California Federal Bank was awarded just $23 million in damages Friday in the latest court decision in the regulatory goodwill cases.

The thrift, a subsidiary of Golden State Bancorp, San Francisco, was seeking $1.5 billion of damages to compensate for the government's eliminating supervisory goodwill after Cal Fed acquired five failing thrifts in the early 1980s.

In a statement Sunday, Cal Fed vowed to appeal the "flawed" decision.

"Coming nearly 10 years after the government broke its promises to Cal Fed, the $23 million award falls far short of Cal Fed's actual damages," the thrift said. A spokesman for Cal Fed declined to comment further.

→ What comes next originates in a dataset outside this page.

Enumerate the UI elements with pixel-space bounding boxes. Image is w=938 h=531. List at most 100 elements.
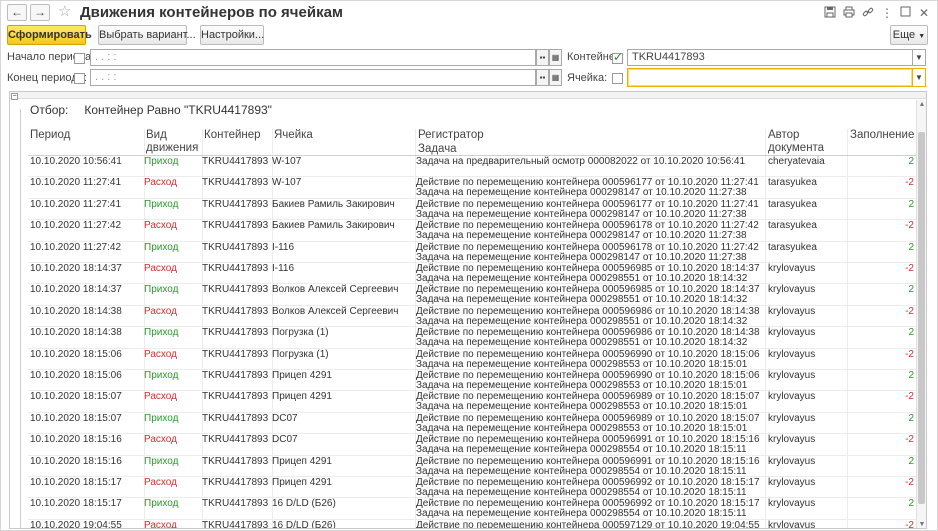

The small judgment elated the Justice Department and tempered the enthusiasm of dozens of thrifts that have filed similar lawsuits.

The decision is the second damages award in more than 100 pending regulatory goodwill suits, which stem from the government's 1989 decision to eliminate favorable accounting treatment granted to acquirers of ailing thrifts.

The lawsuits-which basically argue that the government broke its promise to let thrifts subtract from their capital the value of intangible assets- seek a collective $20 billion.

A week earlier, Chief Judge Loren A. Smith of the Federal Claims Court granted Glendale Federal Bank $909 million. Experts predicted that a slew of large awards would follow.

But Judge Robert H. Hodges Jr. rejected similar arguments in Cal Fed's case.

He ruled that Cal Fed did not deserve "restitution" damages equal to the value of services it provided to the government and the earnings lost because of the breach of contract. Such damages represented a substantial portion of Glendale's win, but Judge Hodges said Cal Fed may have actually benefited from the businesses it acquired.

Judge Hodges also dismissed Cal Fed's demand for repayment of higher insurance and examination costs because he said there was no proof that the government's repeal of supervisory goodwill was the cause.

He said the thrift should recoup only the transactional costs of raising new capital to replace supervisory goodwill.